Contraté a un contratista de remoción de presas con licencia llamado Stellan Brink. Había eliminado 14 presas en el estado durante su carrera. Cuando leyó mis memorandos de riesgo de inundación, se quitó las gafas de lectura, las puso en la mesa de mi cocina y se negó a cotizarme un precio inmediatamente.
– Señor. Thibault, dijo Stellan, mirándome a los ojos. “Con todo respeto, señor, me gustaría dejar constancia de usted que, en mi opinión profesional, su presa no debería venir en primavera”.
– Lo sé, Stellan. Todavía voy a hacer el trabajo”.
Firmó una declaración jurada en mi mesa esa tarde, describiendo la estructura como sólida y la orden judicial como legalmente infundada en la práctica de la ingeniería. Se unió a mi advertencia formal al Estado. Estábamos construyendo un rastro de papel hecho de hierro.
Como medida final, escribí una carta manuscrita de tres páginas a Heather Lynn. No como ingeniero, sino como vecino. Presenté en inglés lo que causaría la remoción. Me ofrecí a retirar mi cumplimiento si retiraba su petición.
Lo envié por correo con confirmación de entrega. Ella publicó una foto de mi carta en su blog en línea con un ensayo de 1,500 palabras ridiculizándome.
El miércoles 14 de mayo, en el año 332o del mandato de mi familia en el río Branch, la tripulación de Stellan comenzó la eliminación.
Trabajaron con absoluta disciplina. En mi dirección estricta, eliminaron la estructura en etapas cuidadosas, salvando cada piedra original de 1793. Cada piedra estaba numerada con pintura resistente a la intemperie, fotografiada y cuidadosamente apilada en un suelo más alto sobre el antiguo molino.
En el día siete, el río Branch corrió a través de su canal original por primera vez en 232 años. El embalse de 11 millones de galones había desaparecido. El muelle donde mi difunta esposa y yo solíamos sentarnos estaba de pie cuatro pies en el aire sobre el barro negro seco.
Heather Lynn celebró una celebración en la casa club de la HOA ese viernes por la noche.
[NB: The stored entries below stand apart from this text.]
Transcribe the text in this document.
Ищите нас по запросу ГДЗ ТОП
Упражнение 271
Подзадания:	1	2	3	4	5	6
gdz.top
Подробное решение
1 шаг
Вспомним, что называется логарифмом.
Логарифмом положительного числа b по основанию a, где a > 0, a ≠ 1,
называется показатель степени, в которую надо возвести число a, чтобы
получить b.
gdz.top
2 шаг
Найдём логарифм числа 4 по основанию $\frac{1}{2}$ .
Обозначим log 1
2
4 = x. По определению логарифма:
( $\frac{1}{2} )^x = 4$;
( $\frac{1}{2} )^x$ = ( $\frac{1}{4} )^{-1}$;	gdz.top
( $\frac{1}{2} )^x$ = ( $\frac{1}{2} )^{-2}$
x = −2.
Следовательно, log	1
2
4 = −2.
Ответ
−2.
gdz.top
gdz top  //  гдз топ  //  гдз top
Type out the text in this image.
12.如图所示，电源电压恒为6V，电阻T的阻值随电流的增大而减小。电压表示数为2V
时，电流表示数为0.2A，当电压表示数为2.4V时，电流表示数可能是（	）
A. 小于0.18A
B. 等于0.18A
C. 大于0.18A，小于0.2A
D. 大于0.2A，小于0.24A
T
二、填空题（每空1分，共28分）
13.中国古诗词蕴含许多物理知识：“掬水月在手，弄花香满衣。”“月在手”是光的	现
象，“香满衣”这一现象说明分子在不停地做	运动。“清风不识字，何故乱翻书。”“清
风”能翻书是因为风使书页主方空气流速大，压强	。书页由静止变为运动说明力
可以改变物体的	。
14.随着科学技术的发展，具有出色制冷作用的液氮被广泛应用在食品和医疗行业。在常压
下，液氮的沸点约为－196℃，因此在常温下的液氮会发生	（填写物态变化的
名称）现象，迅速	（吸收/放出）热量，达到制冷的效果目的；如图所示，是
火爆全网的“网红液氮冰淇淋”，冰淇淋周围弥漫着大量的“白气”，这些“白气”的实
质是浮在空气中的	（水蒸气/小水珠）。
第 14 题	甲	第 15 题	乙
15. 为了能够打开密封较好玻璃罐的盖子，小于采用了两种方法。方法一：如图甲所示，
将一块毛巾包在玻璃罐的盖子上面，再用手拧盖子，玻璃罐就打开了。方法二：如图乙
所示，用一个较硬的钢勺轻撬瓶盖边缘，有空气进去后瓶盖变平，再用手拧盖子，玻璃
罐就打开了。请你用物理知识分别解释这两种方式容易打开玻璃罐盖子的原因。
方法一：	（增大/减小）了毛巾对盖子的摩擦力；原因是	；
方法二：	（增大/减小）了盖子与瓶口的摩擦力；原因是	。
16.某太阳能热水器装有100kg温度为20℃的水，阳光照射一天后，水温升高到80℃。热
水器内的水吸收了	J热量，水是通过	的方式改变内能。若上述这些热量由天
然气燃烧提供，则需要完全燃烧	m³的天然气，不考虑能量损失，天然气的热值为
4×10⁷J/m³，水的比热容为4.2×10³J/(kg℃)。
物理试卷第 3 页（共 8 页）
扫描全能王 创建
Lo llamó una “ceremonia de liberación fluvial”. La invitación presentaba un castor de dibujos animados con una corona. Asistieron cuarenta y tres residentes. Su marido desmayó vino. Leyó un discurso sobre la restauración de las aguas públicas, ignorando por completo el hecho de que la capa de nieve en la montaña sobre nosotros se estaba derritiendo actualmente a la velocidad más rápida en 11 años.
Continúe en la página siguiente.
No he asistido a la fiesta. Estaba en mi casa en la colina, moviendo mis tractores, mis servidores y los archivos de mi familia a tierra alta. He almacenado tres semanas de comida y agua. Notifiqué a mi compañía de seguros.
Esa noche, el tiempo golpeó.
Un frente cálido se movió por el valle. La temperatura subió de 40 a 58 grados durante la noche. La lluvia comenzó a las 11:23 p.m., pesada, constante y sostenida. A las 3:00 a.m., la estación meteorológica reportó dos pulgadas de lluvia en la parte superior de la capa de nieve existente. A las 6:00 a.m., eran tres pulgadas y media.
El río Branch, que generalmente corría a 800 pies cúbicos por segundo, comenzó a subir.
Al mediodía, era de 4.800. A las 4:00 p.m., llegó a 7.100.
A las 4:43 p.m., el río se acercaba a sus orillas donde solía estar mi estanque de molino. El agua no tenía nada que la retuviera.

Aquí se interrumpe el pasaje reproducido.